Другой толстовский («Смерти Ивана Ильича») Иванов начинается с поразительно иной интонации «Портрета без сходства», «Дневника» с его эпилогом – «Посмертным дневником». Единую экзистенциальную ситуацию – сюжет собственной смерти организует и воплощает абсолютно новая интонация. Она выше любого, самого безыскусного искусства. Перед ней – «искусство лжет, / Ничего не открывая», а «Поэзия: искусственная поза…». Интонация «Портрета без сходства» и «Дневника» с «Посмертным дневником» – это интонация последней правды, какой является предсмертная исповедь человека как такового. Если забыть, что Г. Иванов поэт русского зарубежья, а значит, мог говорить, что думал и чувствовал, и в 1930-е, и в 1950-е годы, то в соответствии с принципом оптимистической трагедии можно признать: «сегодня сомнений уже нет – не умер, ибо «выиграл игру…» (Е. Витковский). Но как человек – умер. Другая интонация позднего Иванова – полное подтверждение тому, что вторая утрата (как человек) для него важнее, со вторым (жизнью как человека) расставаться больнее и страшнее. И если бы можно было выбрать, выбрал бы второе: жить как человек. Все прочие версии интерпретации этих стихов – ложь, искусственная поза. Правда – одна:
Я бы зажил, зажил зановоНе Георгием Ивановым,А слегка очеловеченным………………………………Первым встречным-поперечным —Все равно какое имя там…

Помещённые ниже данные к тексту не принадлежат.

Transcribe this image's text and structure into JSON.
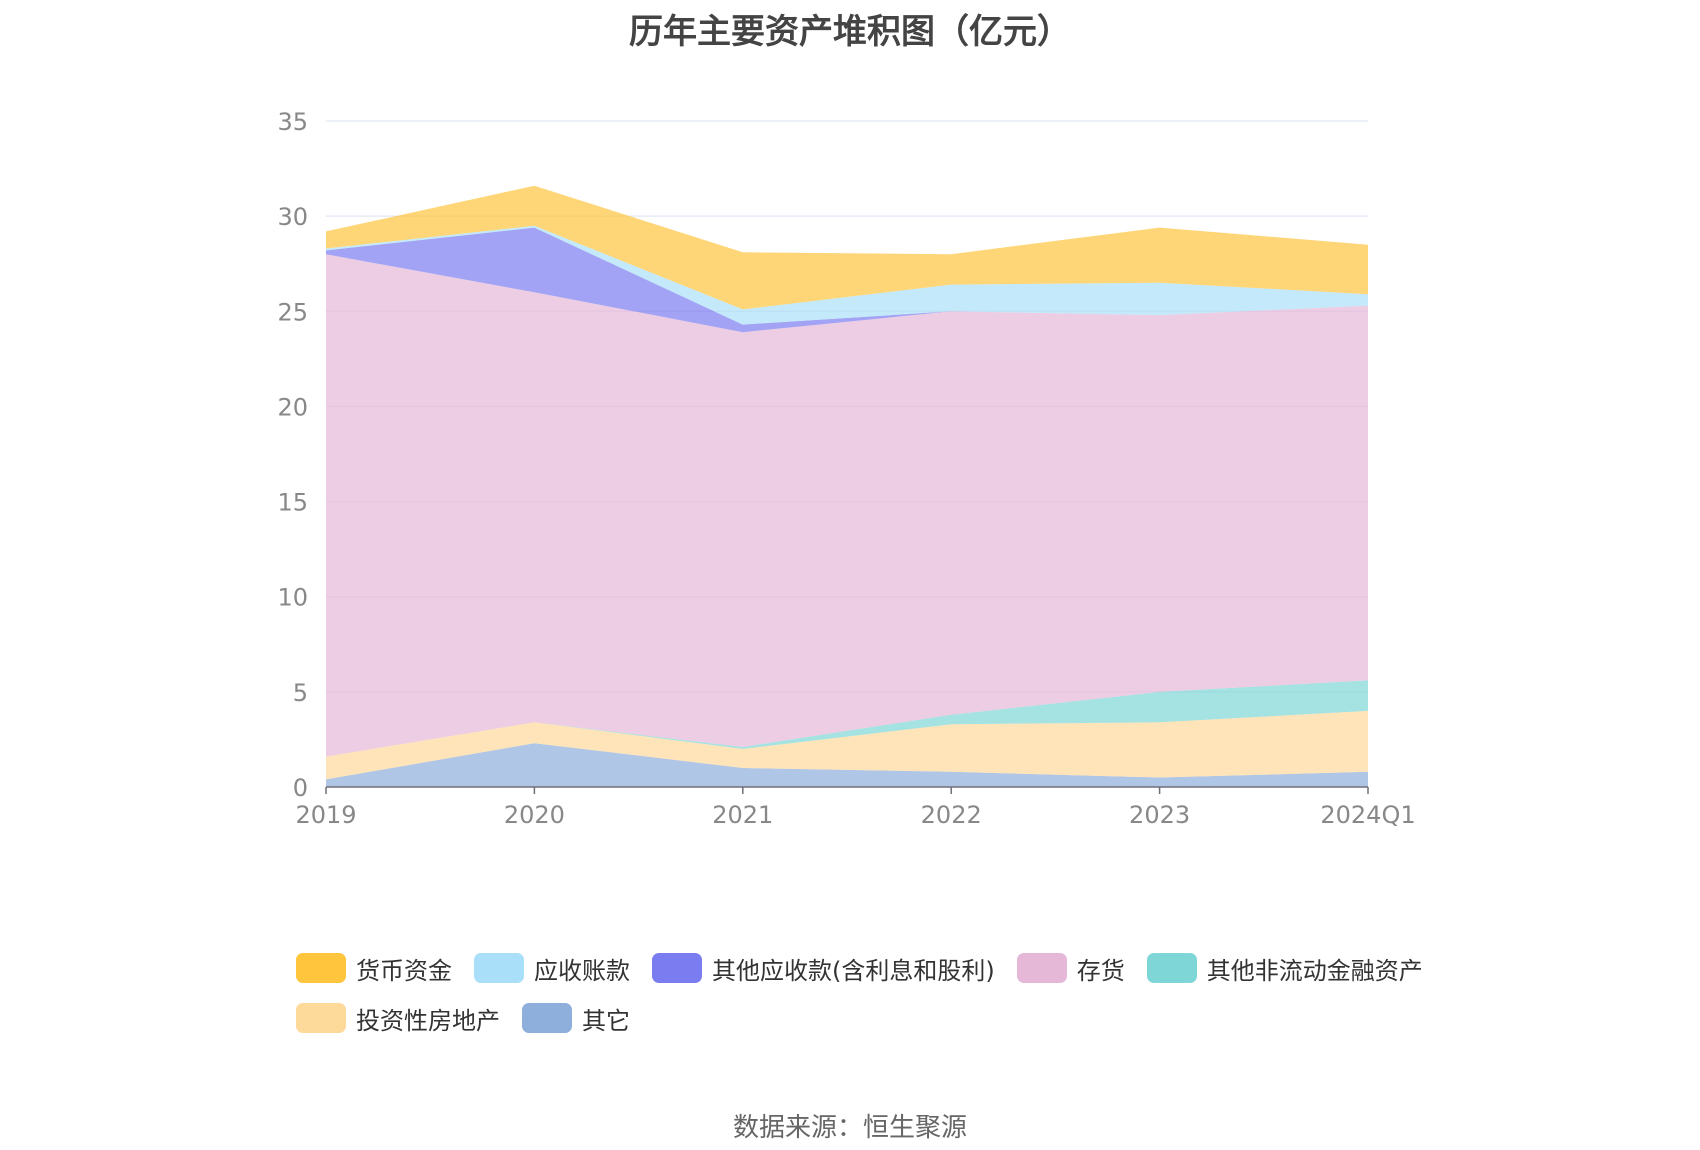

На пределе этой правды – последней и главной, если не лицемерить, для каждого человека и рождается интонация стихов 1940—1950-х годов, интонация другого Иванова. Это толстовский Иванов: как Толстой, сумевший заглянуть в глаза последней человеческой правде; как Толстой, застывший «точно у края природы, в какой-то последней стихийности» (Айхенвальд), и шагнувший за этот край дальше Толстого: сюжет поздней поэзии – его собственная смерть, «пограничная ситуация» неизлечимо больного поэта» (Г. Мосешвили). Жанрово и интонационно эта поэзия создается на зыбкой границе предсмертного дневника и посмертного дневника.